Bridges was also strongly influenced by his older brother, Wes. The two played West End soccer together, which was Ewing’s travel program at the time, and gave Bridges a strong foundation in soccer.

Wes, who is five years older, eventually quit soccer and instead received many accolades as a student athlete on the Ewing High School football and baseball teams.

“He bleeds Ewing blue,” chuckles Bridges. “He was doing amazing things at Ewing.” Wes ended up attending Rutgers, where he captained the football team.

Though Bridges attended Lore Elementary School, he started The Pennington School as a 7th grader.

“My brother was a very well-known student athlete in Ewing, and I kind of wanted to blaze my own path,” Bridges says. “My brother encouraged me to follow my dreams and do what I wanted to do.”

Bridges greatly valued Pennington’s smaller size that allowed him to thrive. He found that feature at Drew University as well, and in addition the university fulfilled his desire of staying in New Jersey for college.

At Drew, he was a four-year starter for the soccer team and eventually captained the team in his senior year, in addition to playing on the basketball team throughout his four years. He graduated in 2000 with degrees in sociology and political science.

Bridges was accepted into several law schools, but he decided to forego being an attorney. For almost five years after college, he worked in securities law for Bloomberg. In the meantime, together with friend Rob Marino a decade ago, he co-founded Next Level Soccer Academy, a travel club for boys and girls from Mercer, Bucks and Hunterdon counties.

“We’re very fortunate to have some outstanding coaches, like Brian Thomsen and Whitney Lewis, who are both Ewing residents,” Bridges says. “Being a part of that—it’s helped me as a coach.” It was at one of these NLSA tournaments that Bridges connected with Hawkey and started teaching at Pennington.

In 2010, Bridges was made head coach of the high school varsity boys’ soccer team. In that time, he helped the team earn Mercer County Tournament titles in 2012, 2015 and 2016. He led his team to victory in the Prep A State Championships for the first time last year, shattering St. Benedict’s 27-year hold on the title and propelling the Pennington boys’ team to a preseason ranking of number 1 in the nation. This is especially striking considering the boys had a 2014 season record of 4 wins and 14 losses.

Besides having a team with incredible synergy and strong teamwork, Bridges credits Pennington’s stronger emphasis on diversity for bringing in national and international soccer talent.

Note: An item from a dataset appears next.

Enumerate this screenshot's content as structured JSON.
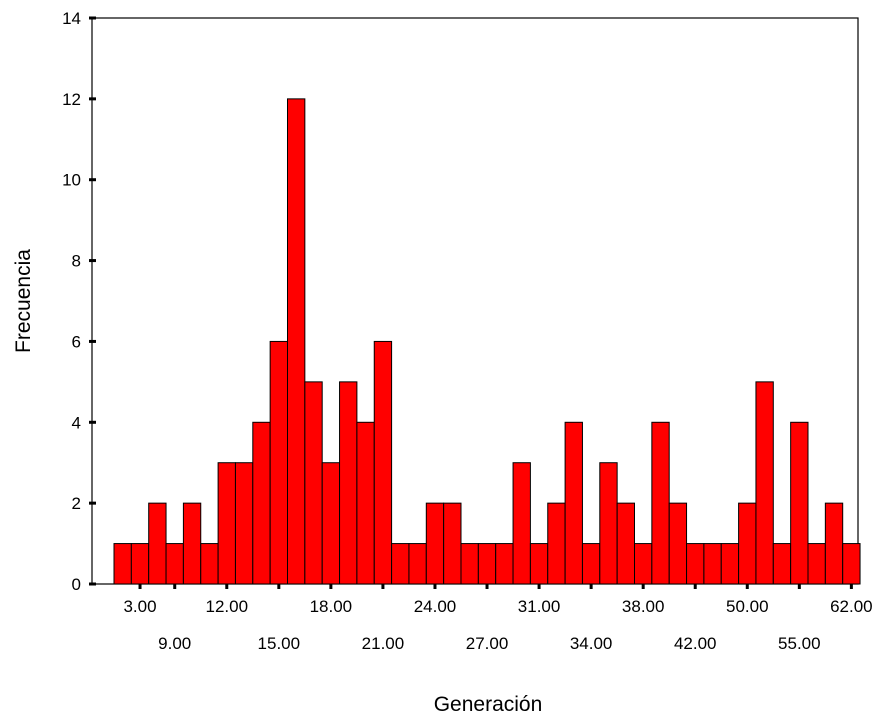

This change has come about through Sharon Jarboe, Pennington’s director of admissions since 2014, “who in my opinion is one of the best admissions directors in the country,” Bridges says, because she has guided Pennington in ushering in a new standard of diversity in the student body.

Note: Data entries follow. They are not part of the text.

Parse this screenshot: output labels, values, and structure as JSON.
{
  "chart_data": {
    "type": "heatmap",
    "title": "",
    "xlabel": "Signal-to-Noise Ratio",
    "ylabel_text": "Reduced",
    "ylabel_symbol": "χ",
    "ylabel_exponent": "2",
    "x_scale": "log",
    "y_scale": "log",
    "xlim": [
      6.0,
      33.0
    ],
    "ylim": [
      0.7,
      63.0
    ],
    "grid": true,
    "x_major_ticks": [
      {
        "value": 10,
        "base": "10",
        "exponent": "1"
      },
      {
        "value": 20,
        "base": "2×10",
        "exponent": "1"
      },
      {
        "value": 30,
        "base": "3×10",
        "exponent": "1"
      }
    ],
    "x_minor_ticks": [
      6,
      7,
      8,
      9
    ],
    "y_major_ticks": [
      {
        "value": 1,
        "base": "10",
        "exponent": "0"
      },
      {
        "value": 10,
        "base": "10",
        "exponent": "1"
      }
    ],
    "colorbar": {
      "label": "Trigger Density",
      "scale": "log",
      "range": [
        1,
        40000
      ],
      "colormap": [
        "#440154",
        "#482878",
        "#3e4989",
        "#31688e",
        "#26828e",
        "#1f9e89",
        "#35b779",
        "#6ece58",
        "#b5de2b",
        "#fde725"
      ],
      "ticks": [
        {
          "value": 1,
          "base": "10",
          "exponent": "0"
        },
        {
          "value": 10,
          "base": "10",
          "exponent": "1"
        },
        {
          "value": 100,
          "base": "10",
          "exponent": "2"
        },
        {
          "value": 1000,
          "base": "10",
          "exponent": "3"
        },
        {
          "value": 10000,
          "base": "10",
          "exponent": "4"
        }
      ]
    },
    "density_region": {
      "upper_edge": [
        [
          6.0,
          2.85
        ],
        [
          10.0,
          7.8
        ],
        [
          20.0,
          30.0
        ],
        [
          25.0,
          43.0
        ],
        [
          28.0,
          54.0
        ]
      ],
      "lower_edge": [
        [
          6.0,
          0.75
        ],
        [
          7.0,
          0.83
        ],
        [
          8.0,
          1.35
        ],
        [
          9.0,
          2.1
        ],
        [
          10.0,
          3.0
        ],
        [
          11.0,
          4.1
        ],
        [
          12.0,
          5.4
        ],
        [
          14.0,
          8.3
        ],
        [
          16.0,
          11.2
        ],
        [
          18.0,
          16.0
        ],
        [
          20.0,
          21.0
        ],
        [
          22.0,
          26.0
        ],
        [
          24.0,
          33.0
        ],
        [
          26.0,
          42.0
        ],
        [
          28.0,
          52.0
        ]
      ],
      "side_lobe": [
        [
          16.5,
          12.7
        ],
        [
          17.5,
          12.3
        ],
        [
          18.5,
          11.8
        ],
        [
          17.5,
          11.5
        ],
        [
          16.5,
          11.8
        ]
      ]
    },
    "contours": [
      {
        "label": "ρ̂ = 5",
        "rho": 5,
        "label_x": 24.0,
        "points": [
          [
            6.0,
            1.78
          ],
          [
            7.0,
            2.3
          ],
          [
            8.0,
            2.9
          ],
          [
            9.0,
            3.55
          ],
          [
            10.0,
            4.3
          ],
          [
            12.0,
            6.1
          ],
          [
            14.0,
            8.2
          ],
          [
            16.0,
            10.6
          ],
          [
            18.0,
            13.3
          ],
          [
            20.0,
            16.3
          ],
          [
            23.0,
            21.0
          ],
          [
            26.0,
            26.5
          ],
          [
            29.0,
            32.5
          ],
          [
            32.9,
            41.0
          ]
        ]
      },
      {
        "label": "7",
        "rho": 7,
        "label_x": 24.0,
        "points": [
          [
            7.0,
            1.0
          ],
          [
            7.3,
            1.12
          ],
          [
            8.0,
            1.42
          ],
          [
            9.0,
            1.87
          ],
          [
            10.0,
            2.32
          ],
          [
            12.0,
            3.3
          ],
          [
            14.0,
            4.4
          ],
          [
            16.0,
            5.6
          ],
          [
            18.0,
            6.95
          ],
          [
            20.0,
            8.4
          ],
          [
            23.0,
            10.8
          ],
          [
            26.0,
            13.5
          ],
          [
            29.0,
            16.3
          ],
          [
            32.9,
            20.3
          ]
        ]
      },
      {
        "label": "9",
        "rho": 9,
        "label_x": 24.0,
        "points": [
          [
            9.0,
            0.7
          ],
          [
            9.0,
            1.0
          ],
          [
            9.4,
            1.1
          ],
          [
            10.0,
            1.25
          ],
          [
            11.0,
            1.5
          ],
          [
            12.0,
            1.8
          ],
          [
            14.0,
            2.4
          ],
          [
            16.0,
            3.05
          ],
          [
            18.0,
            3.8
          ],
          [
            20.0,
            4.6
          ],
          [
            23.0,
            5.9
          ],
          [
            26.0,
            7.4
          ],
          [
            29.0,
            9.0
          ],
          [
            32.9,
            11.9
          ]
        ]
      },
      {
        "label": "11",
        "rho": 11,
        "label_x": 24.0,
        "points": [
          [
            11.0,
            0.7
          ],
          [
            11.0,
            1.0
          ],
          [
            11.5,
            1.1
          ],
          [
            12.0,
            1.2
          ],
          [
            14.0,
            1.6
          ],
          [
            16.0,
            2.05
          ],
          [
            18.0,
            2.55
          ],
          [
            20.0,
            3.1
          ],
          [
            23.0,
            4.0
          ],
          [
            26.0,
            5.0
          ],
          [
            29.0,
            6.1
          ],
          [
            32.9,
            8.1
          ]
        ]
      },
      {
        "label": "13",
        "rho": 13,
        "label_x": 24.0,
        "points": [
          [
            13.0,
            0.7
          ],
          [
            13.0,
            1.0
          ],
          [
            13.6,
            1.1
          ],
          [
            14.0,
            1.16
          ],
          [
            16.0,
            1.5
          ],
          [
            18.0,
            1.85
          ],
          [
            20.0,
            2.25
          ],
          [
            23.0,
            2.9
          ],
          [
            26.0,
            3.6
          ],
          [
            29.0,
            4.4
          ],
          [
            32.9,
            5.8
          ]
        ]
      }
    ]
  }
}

“She tasked all of us—all of the faculty and staff—to look beyond where we’re at right now and to start thinking, how can we become even better?” Bridges says, which he explains has resulted in higher diversity not just on the sports fields, but in classrooms and on the theater stage as well.

Besides starting his eighth season as head coach this fall and continuing his role as dean of students, Bridges will hold several other positions including assistant headmaster for community life and director of residential life. Occasionally he still teaches classes.

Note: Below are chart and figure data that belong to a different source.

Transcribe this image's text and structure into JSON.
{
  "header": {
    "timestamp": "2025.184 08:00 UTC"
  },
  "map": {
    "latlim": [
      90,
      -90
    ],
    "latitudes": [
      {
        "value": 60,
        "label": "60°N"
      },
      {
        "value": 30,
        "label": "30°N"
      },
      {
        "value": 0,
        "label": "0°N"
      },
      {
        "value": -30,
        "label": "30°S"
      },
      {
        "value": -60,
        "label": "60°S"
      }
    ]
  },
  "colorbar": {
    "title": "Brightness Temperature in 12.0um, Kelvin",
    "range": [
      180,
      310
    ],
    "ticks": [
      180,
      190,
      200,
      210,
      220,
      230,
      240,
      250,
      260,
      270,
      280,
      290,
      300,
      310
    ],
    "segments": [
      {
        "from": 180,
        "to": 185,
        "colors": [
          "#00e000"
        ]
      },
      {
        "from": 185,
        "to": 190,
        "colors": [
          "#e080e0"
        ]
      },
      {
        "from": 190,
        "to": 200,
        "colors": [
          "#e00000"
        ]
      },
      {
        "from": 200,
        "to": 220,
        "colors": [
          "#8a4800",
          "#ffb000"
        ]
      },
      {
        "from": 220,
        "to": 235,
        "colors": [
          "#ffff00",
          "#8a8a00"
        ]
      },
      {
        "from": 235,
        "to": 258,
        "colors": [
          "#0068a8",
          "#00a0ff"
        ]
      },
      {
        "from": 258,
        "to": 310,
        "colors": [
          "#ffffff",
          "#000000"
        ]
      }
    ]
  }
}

“It’s difficult for me to teach as much now,” Bridges says, citing his many roles on campus. “When I can get in a classroom, I certainly do teach, whether that’s a public speaking class or a history class.”

Bridges currently lives in Pennington with his wife, Erica, and two children. Erica is a co-founder of Pretty in Paint Parties, a business that supplies canvases, art supplies and an artist for parties, letting attendees relax and enjoy each other company as they paint.

The couple’s daughter, Skye, is six years old and will be going back to Toll Gate Elementary School as a first grader. Bridges’ son, Drew, is 12 and will be starting sixth grade at The Pennington School. He is hoping to play football, like his uncle Wes.

“Pennington is where I went to school, it’s where I live now, it’s where I work, but Ewing—I was basically born and raised in Ewing, and that will always be home to me.”